MEDITATIVE AND DESCRIPTIVE POETRY
On the whole, the most interesting of all the forgotten verse of this neglected century, the most readable and from the standpoint of literary development the most significant, is to be found among descriptive poems. These include, it should be observed, the greatest unrimed pieces of the period, The Seasons, The Task, and The Prelude; and in them may be traced the course of two of the more notable movements in modern life and literature, -- the development of the love of nature and of the power to express that love in poetry. These two things we commonly think of as synonymous, and thus do serious injustice to our earlier writers. Yet we know that even to-day, when nature-worship has become a fad, there are many mute, inglorious Wordsworths, as well as writers who give very inadequate expression to their love of the out-of-doors.
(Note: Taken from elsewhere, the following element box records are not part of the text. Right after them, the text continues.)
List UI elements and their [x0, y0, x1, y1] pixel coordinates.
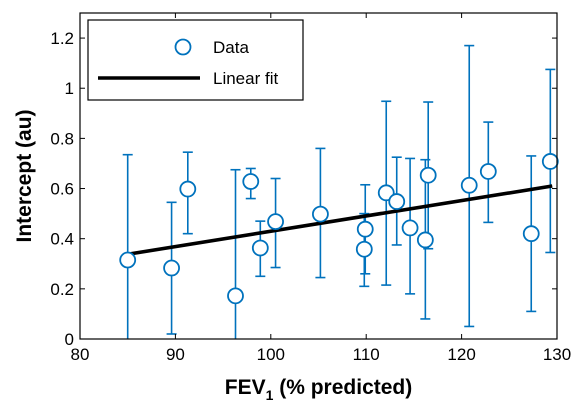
- data-point: [179, 180, 197, 198]
- x-tick-label: 130: [543, 345, 571, 364]
- linear-fit-line: [127, 184, 553, 257]
- legend: Data Linear fit: [87, 19, 304, 101]
- legend-box: [87, 19, 304, 101]
- fit-line-layer: [127, 184, 553, 257]
- legend-label-fit: Linear fit: [213, 69, 278, 88]
- data-point: [119, 251, 137, 269]
- data-point: [541, 153, 559, 170]
- data-point: [479, 163, 497, 180]
- error-bar: [230, 168, 241, 339]
- error-bars: [122, 44, 556, 339]
- data-point: [227, 287, 244, 305]
- x-axis-title-subscript: 1: [266, 387, 274, 403]
- x-tick-label: 80: [71, 345, 90, 364]
- axes-box: [79, 12, 558, 340]
- y-tick-label: 0: [65, 330, 74, 349]
- data-point: [419, 166, 437, 184]
- error-bar: [122, 153, 133, 339]
- data-point: [163, 259, 180, 277]
- data-point: [251, 239, 269, 257]
- axes: [79, 12, 558, 340]
- legend-marker-data: [174, 38, 192, 56]
- y-tick-label: 0.8: [50, 129, 74, 148]
- x-tick-label: 110: [353, 345, 380, 364]
- y-tick-label: 0.4: [50, 230, 74, 249]
- data-points: [119, 153, 559, 305]
- data-point: [356, 220, 374, 238]
- tick-labels: 80 90 100 110 120 130 0 0.2 0.4 0.6 0.8 1 1.2: [50, 29, 571, 364]
- x-tick-label: 120: [447, 345, 475, 364]
- legend-label-data: Data: [213, 38, 249, 57]
- data-point: [242, 173, 260, 190]
- y-tick-label: 1: [65, 79, 74, 98]
- data-point: [460, 176, 478, 194]
- x-axis-title: FEV1 (% predicted): [225, 376, 413, 403]
- axis-titles: FEV1 (% predicted) Intercept (au): [13, 109, 412, 403]
- data-point: [388, 193, 406, 210]
- data-point: [267, 213, 284, 231]
- data-point: [522, 225, 540, 243]
- data-point: [401, 219, 419, 237]
- data-point: [416, 231, 434, 249]
- x-tick-label: 100: [257, 345, 285, 364]
- y-tick-label: 1.2: [50, 29, 74, 48]
- y-axis-title: Intercept (au): [13, 109, 36, 242]
- x-tick-label: 90: [166, 345, 185, 364]
- y-tick-label: 0.2: [50, 280, 74, 299]
- data-point: [355, 240, 373, 258]
- data-point: [377, 184, 395, 202]
- x-axis-title-rest: (% predicted): [273, 376, 412, 399]
- y-tick-label: 0.6: [50, 180, 74, 199]
- data-point: [312, 205, 329, 223]
- x-axis-title-main: FEV: [225, 376, 266, 399]
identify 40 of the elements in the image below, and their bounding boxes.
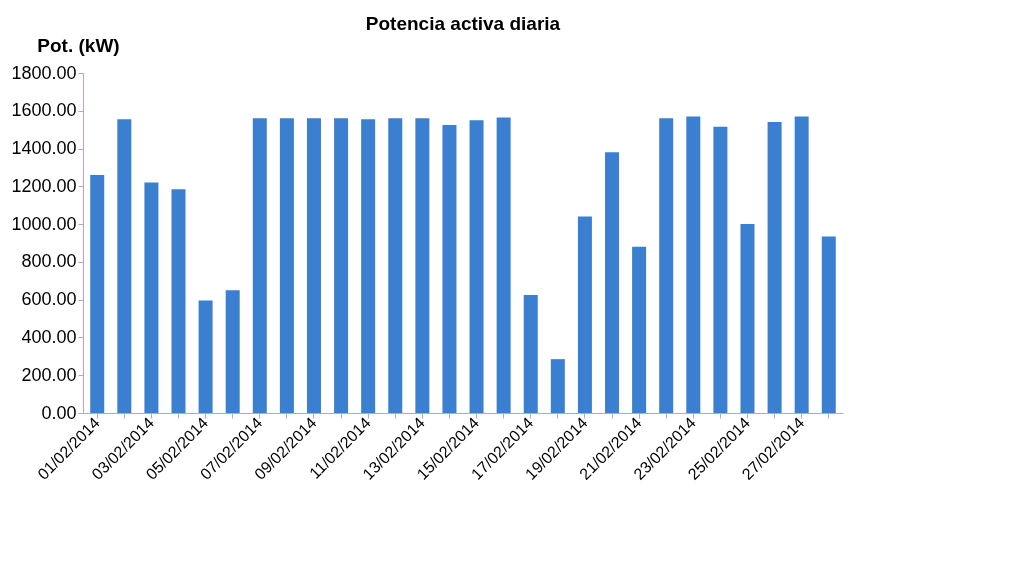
bar: [821, 236, 836, 413]
y-tick-label: 800.00: [21, 251, 77, 272]
bar: [90, 175, 105, 413]
y-tick-label: 600.00: [21, 289, 77, 310]
bar: [469, 120, 484, 413]
bar: [117, 119, 132, 413]
y-tick-label: 400.00: [21, 326, 77, 347]
bar: [442, 124, 457, 413]
bar: [794, 116, 809, 413]
bar: [334, 118, 349, 413]
bar: [306, 118, 321, 413]
bar: [605, 152, 620, 413]
bar: [740, 224, 755, 413]
bar: [388, 118, 403, 413]
bar: [659, 118, 674, 413]
bar: [252, 118, 267, 413]
chart-title: Potencia activa diaria: [365, 13, 561, 34]
bar: [279, 118, 294, 413]
bar: [361, 119, 376, 413]
bar: [632, 246, 647, 413]
bar: [686, 116, 701, 413]
bar: [171, 189, 186, 413]
y-axis-title: Pot. (kW): [37, 34, 120, 56]
bar: [767, 122, 782, 413]
y-tick-label: 1800.00: [11, 62, 77, 83]
bar: [496, 117, 511, 413]
y-tick-label: 1600.00: [11, 100, 77, 121]
bar: [198, 300, 213, 413]
bar: [577, 216, 592, 413]
bar: [225, 290, 240, 413]
y-tick-label: 200.00: [21, 364, 77, 385]
bar: [713, 126, 728, 413]
y-tick-label: 1400.00: [11, 138, 77, 159]
y-tick-label: 1200.00: [11, 175, 77, 196]
y-tick-label: 1000.00: [11, 213, 77, 234]
bar: [523, 294, 538, 413]
bar: [550, 359, 565, 413]
bar: [415, 118, 430, 413]
bar: [144, 182, 159, 413]
y-tick-label: 0.00: [41, 402, 77, 423]
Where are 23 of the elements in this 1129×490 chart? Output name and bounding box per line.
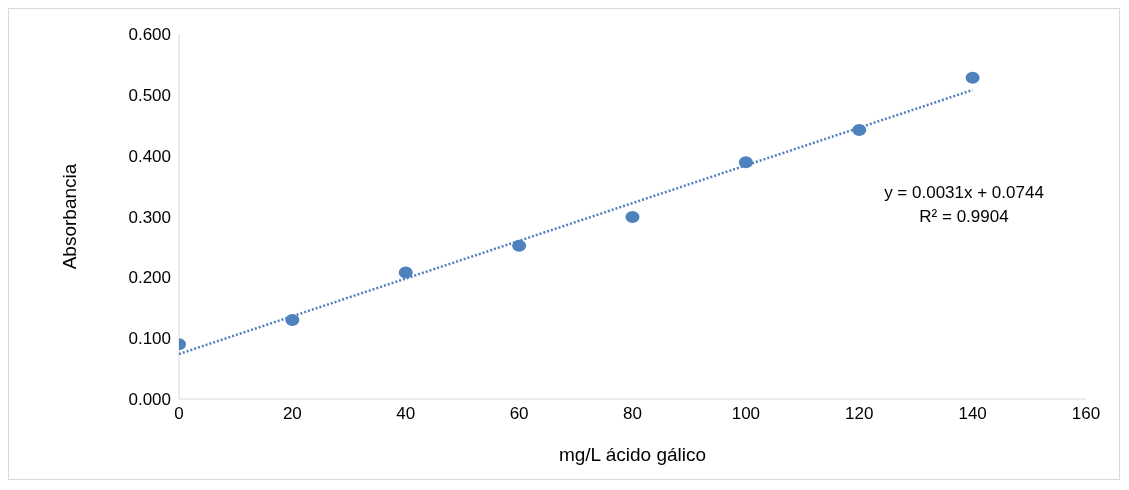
x-tick-label: 0 <box>174 404 184 424</box>
point <box>625 211 640 224</box>
y-tick-label: 0.500 <box>128 85 171 105</box>
x-tick-label: 20 <box>282 404 302 424</box>
x-tick-label: 160 <box>1071 404 1101 424</box>
y-tick-label: 0.200 <box>128 268 171 288</box>
annotation: y = 0.0031x + 0.0744 <box>883 182 1045 204</box>
y-tick-label: 0.300 <box>128 207 171 227</box>
x-tick-label: 40 <box>396 404 416 424</box>
x-axis-title: mg/L ácido gálico <box>558 444 707 465</box>
x-tick-label: 80 <box>623 404 642 424</box>
y-tick-label: 0.000 <box>128 390 171 410</box>
y-tick-label: 0.400 <box>128 146 171 166</box>
x-tick-label: 140 <box>958 404 987 424</box>
annotation: R² = 0.9904 <box>918 206 1010 228</box>
x-tick-label: 100 <box>731 404 761 424</box>
y-tick-label: 0.100 <box>128 329 171 349</box>
point <box>965 71 980 84</box>
point <box>398 266 413 279</box>
x-tick-label: 120 <box>845 404 874 424</box>
y-axis-title: Absorbancia <box>58 163 80 270</box>
x-tick-label: 60 <box>509 404 529 424</box>
y-tick-label: 0.600 <box>128 25 171 45</box>
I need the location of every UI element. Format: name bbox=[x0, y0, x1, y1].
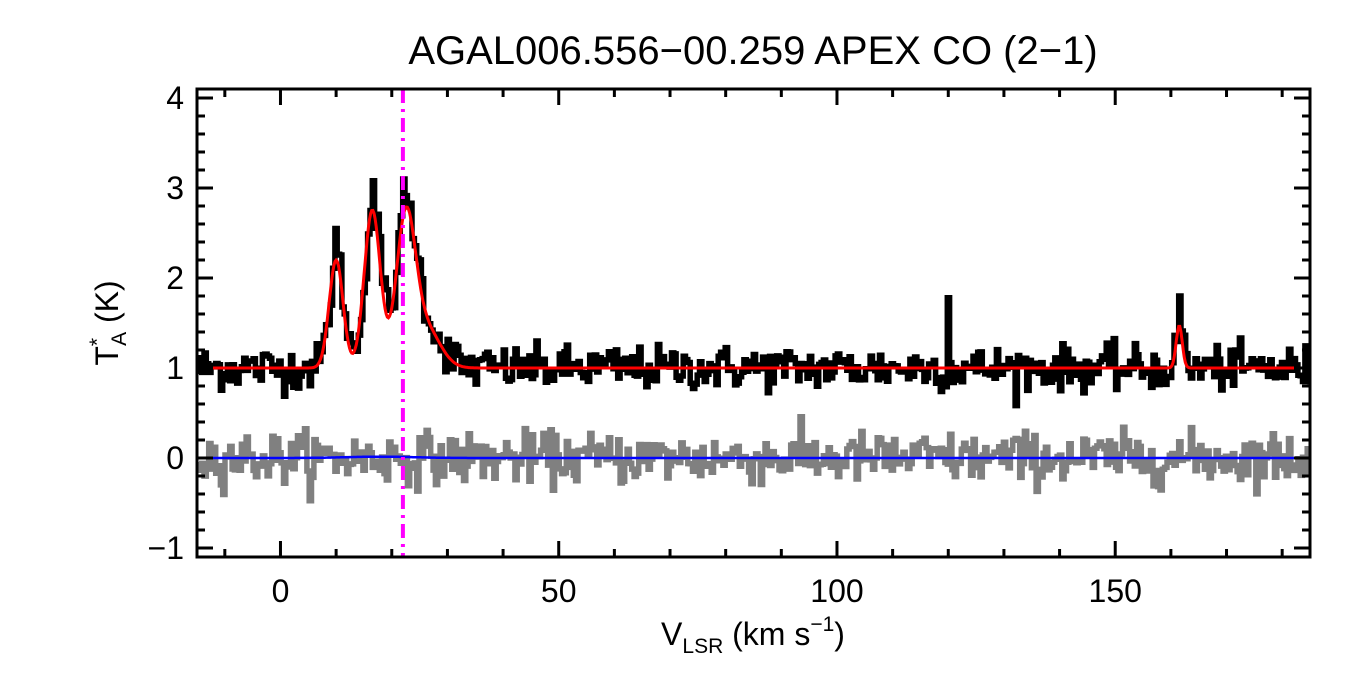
y-axis-label-main: T bbox=[89, 346, 125, 366]
x-axis-label-main: V bbox=[661, 616, 683, 652]
y-axis-label-sub: A bbox=[108, 332, 131, 346]
chart-title: AGAL006.556−00.259 APEX CO (2−1) bbox=[408, 29, 1097, 73]
y-axis-label-unit: (K) bbox=[89, 280, 125, 332]
x-tick-label: 150 bbox=[1089, 573, 1142, 609]
y-tick-label: −1 bbox=[148, 530, 184, 566]
y-axis-label: T*A (K) bbox=[86, 280, 131, 365]
x-axis-label-sup: −1 bbox=[810, 613, 834, 636]
y-tick-label: 1 bbox=[166, 350, 184, 386]
y-axis-label-sup: * bbox=[86, 338, 109, 346]
axis-ticks bbox=[197, 89, 1310, 557]
gaussian-fit-line bbox=[197, 205, 1310, 370]
x-axis-label: VLSR (km s−1) bbox=[661, 613, 845, 658]
x-tick-label: 100 bbox=[810, 573, 863, 609]
y-tick-label: 2 bbox=[166, 260, 184, 296]
zero-level-line bbox=[197, 455, 1310, 460]
y-tick-label: 3 bbox=[166, 170, 184, 206]
x-axis-label-close: ) bbox=[834, 616, 845, 652]
x-axis-label-sub: LSR bbox=[682, 635, 723, 658]
x-tick-label: 50 bbox=[541, 573, 577, 609]
y-tick-label: 0 bbox=[166, 440, 184, 476]
observed-spectrum-line bbox=[197, 176, 1310, 409]
axis-tick-labels: 0 50 100 150 −1 0 1 2 3 4 bbox=[148, 80, 1142, 609]
x-axis-label-unit: (km s bbox=[723, 616, 810, 652]
y-tick-label: 4 bbox=[166, 80, 184, 116]
plot-frame bbox=[195, 87, 1312, 559]
zero-series bbox=[197, 455, 1310, 460]
fit-series bbox=[197, 205, 1310, 370]
observed-series bbox=[197, 176, 1310, 409]
x-tick-label: 0 bbox=[272, 573, 290, 609]
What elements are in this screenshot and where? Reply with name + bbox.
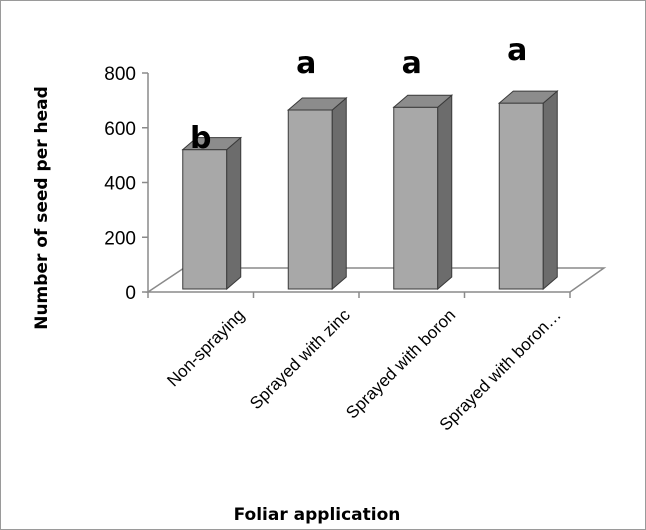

How much more difficult must the writing of descriptive verse have been at a time when the leading poets of the day could find no better words for the miracle of spring than "Blushing Flora paints th' enamelled ground”!1
There is no warrant for thinking that, because an author employs conventional phraseology and a turgid style, he does not feel the beauties of which he writes. Who would guess from the poems alone the intense love of nature which lay behind Wordsworth's Descriptive Sketches and the odes of Gray? Yet much had been done before these men wrote. Wordsworth, like Burns, was the culmination of a long line of development, of unconscious divergence from accepted forms, of experimentation, failure, and partial success. What would either of them have done had he been born a century earlier? What might The Seasons have been had it come at the end instead of the beginning of its century? The world will never be sufficiently grateful for the forgotten men who drained bogs, felled trees, removed stumps and boulders, ploughed, harrowed, and fertilized the soil, to add new fields to the pleasant land of poesie, — fields which Wordsworth, Shelley, and Tennyson found ready for their use. If we keep in mind the great cause which these unknown men were helping to advance, if we look for it behind what they said to what they prob
Pope, Windsor Forest, 38; Thomson, Lines on Marlefield, 20.